The film’s style feels influenced by both Noé’s own work as well as Dario Argento’s psychological horror classic Suspiria. The influence of the latter can be felt in the film’s color grading and theme of cultish, ritualized womanhood.
But Noé’s penchant for avant-garde surrealism and contemporary technical aspects is firmly present as well, and we can see many technical and thematic similarities to his most recent film project, Lux Aeterna. That film – a sort of mockumentary-cum-essay-on-cinema centering on Béatrice Dalle, Charlotte Gainsbourg, and witchcraft – actually developed out of his work for a commission from Saint Laurent.
The film begins with classic horror vibes: in a dark forest, a lone woman screams as she runs away from some unseen terror.

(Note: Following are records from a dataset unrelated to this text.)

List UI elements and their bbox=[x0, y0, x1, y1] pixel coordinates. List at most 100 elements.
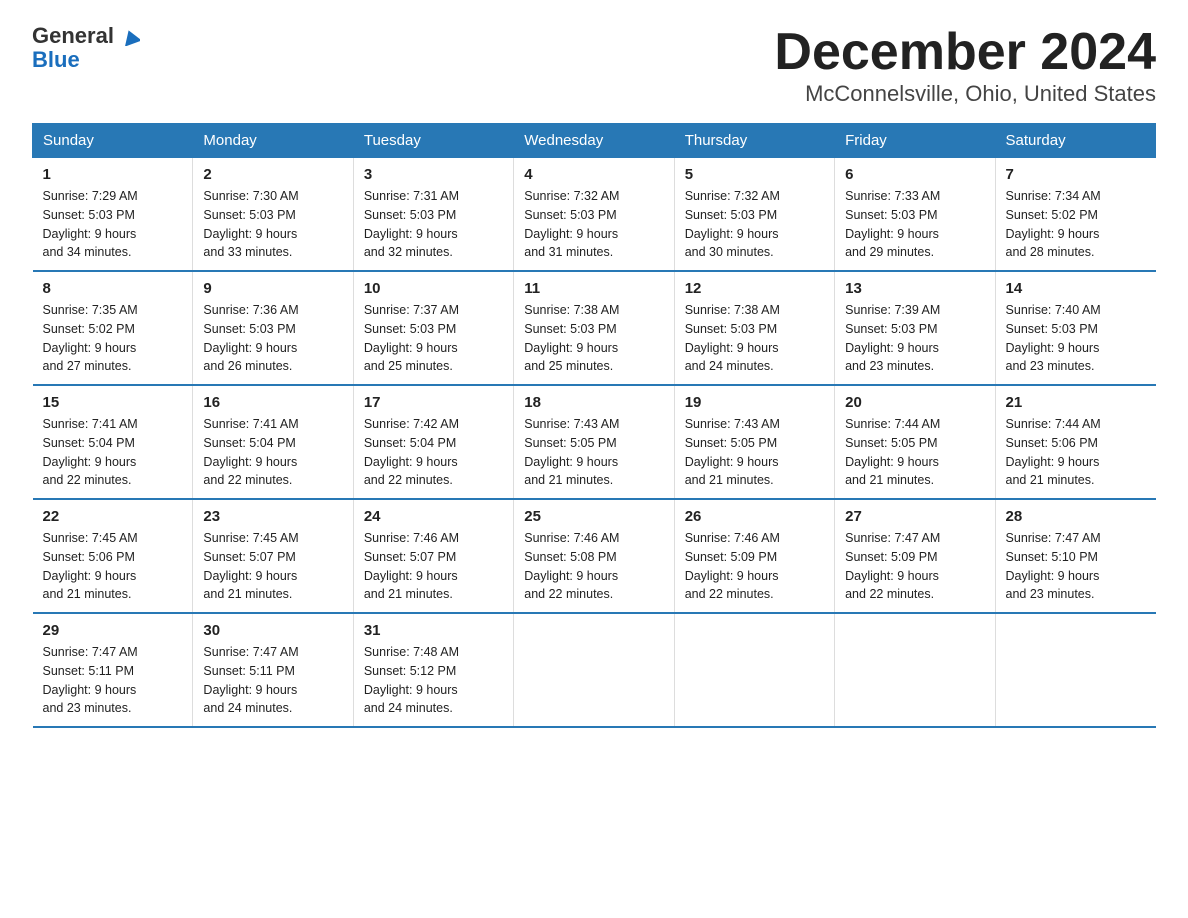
calendar-cell: 27 Sunrise: 7:47 AM Sunset: 5:09 PM Dayli… bbox=[835, 499, 995, 613]
day-number: 10 bbox=[364, 280, 503, 297]
day-info: Sunrise: 7:37 AM Sunset: 5:03 PM Dayligh… bbox=[364, 301, 503, 376]
day-number: 3 bbox=[364, 166, 503, 183]
day-number: 22 bbox=[43, 508, 183, 525]
calendar-cell: 7Sunrise: 7:34 AM Sunset: 5:02 PM Daylig… bbox=[995, 158, 1155, 272]
day-number: 31 bbox=[364, 622, 503, 639]
day-number: 29 bbox=[43, 622, 183, 639]
day-info: Sunrise: 7:47 AM Sunset: 5:11 PM Dayligh… bbox=[43, 643, 183, 718]
day-info: Sunrise: 7:46 AM Sunset: 5:08 PM Dayligh… bbox=[524, 529, 663, 604]
day-info: Sunrise: 7:41 AM Sunset: 5:04 PM Dayligh… bbox=[203, 415, 342, 490]
day-info: Sunrise: 7:39 AM Sunset: 5:03 PM Dayligh… bbox=[845, 301, 984, 376]
day-number: 11 bbox=[524, 280, 663, 297]
calendar-cell: 26 Sunrise: 7:46 AM Sunset: 5:09 PM Dayli… bbox=[674, 499, 834, 613]
day-number: 12 bbox=[685, 280, 824, 297]
day-number: 18 bbox=[524, 394, 663, 411]
weekday-header-sunday: Sunday bbox=[33, 124, 193, 158]
calendar-cell: 13 Sunrise: 7:39 AM Sunset: 5:03 PM Dayli… bbox=[835, 271, 995, 385]
day-number: 21 bbox=[1006, 394, 1146, 411]
day-info: Sunrise: 7:30 AM Sunset: 5:03 PM Dayligh… bbox=[203, 187, 342, 262]
logo-line1: General bbox=[32, 24, 140, 48]
day-number: 2 bbox=[203, 166, 342, 183]
calendar-cell: 20Sunrise: 7:44 AM Sunset: 5:05 PM Dayli… bbox=[835, 385, 995, 499]
day-info: Sunrise: 7:38 AM Sunset: 5:03 PM Dayligh… bbox=[524, 301, 663, 376]
day-number: 28 bbox=[1006, 508, 1146, 525]
day-number: 9 bbox=[203, 280, 342, 297]
calendar-cell: 22 Sunrise: 7:45 AM Sunset: 5:06 PM Dayli… bbox=[33, 499, 193, 613]
day-info: Sunrise: 7:42 AM Sunset: 5:04 PM Dayligh… bbox=[364, 415, 503, 490]
day-info: Sunrise: 7:38 AM Sunset: 5:03 PM Dayligh… bbox=[685, 301, 824, 376]
day-number: 6 bbox=[845, 166, 984, 183]
day-info: Sunrise: 7:29 AM Sunset: 5:03 PM Dayligh… bbox=[43, 187, 183, 262]
day-number: 30 bbox=[203, 622, 342, 639]
logo: General Blue bbox=[32, 24, 140, 72]
calendar-week-row: 29 Sunrise: 7:47 AM Sunset: 5:11 PM Dayli… bbox=[33, 613, 1156, 727]
day-info: Sunrise: 7:43 AM Sunset: 5:05 PM Dayligh… bbox=[524, 415, 663, 490]
calendar-cell: 2 Sunrise: 7:30 AM Sunset: 5:03 PM Daylig… bbox=[193, 158, 353, 272]
calendar-week-row: 22 Sunrise: 7:45 AM Sunset: 5:06 PM Dayli… bbox=[33, 499, 1156, 613]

Soon she comes across a stately yet ominous mansion, and takes shelter inside. She discovers the house to be occupied by other young women who lounge about in silent opulence, seeming to possess some secret knowledge. The iconic and infinitely talented Charlotte Rampling portrays the house’s domineering and self-obsessed mistress, who assembles her girls in a velvet-seated theater for the strange one-woman performance that ends the film.
Like a long dream or an uncomfortable acid trip, there is a sense of foreboding and mysterious tension coupled with scintillating visuals.
The feeling takes on an interesting expression through the rich color scheme of deep red, black, and gold. Lavish interior decorating deepens the sense of sinister decadence.
The film doesn’t attempt to send any explicit message, but does subtly point out connections between our expectations of femininity and the idea of social performance. While it doesn’t quite deliver the climax toward which it feels like it is building, the short film is a masterpiece of style and tone. Is Saint Laurent showing us a dream, or a nightmare? Either way, we don’t want to wake up.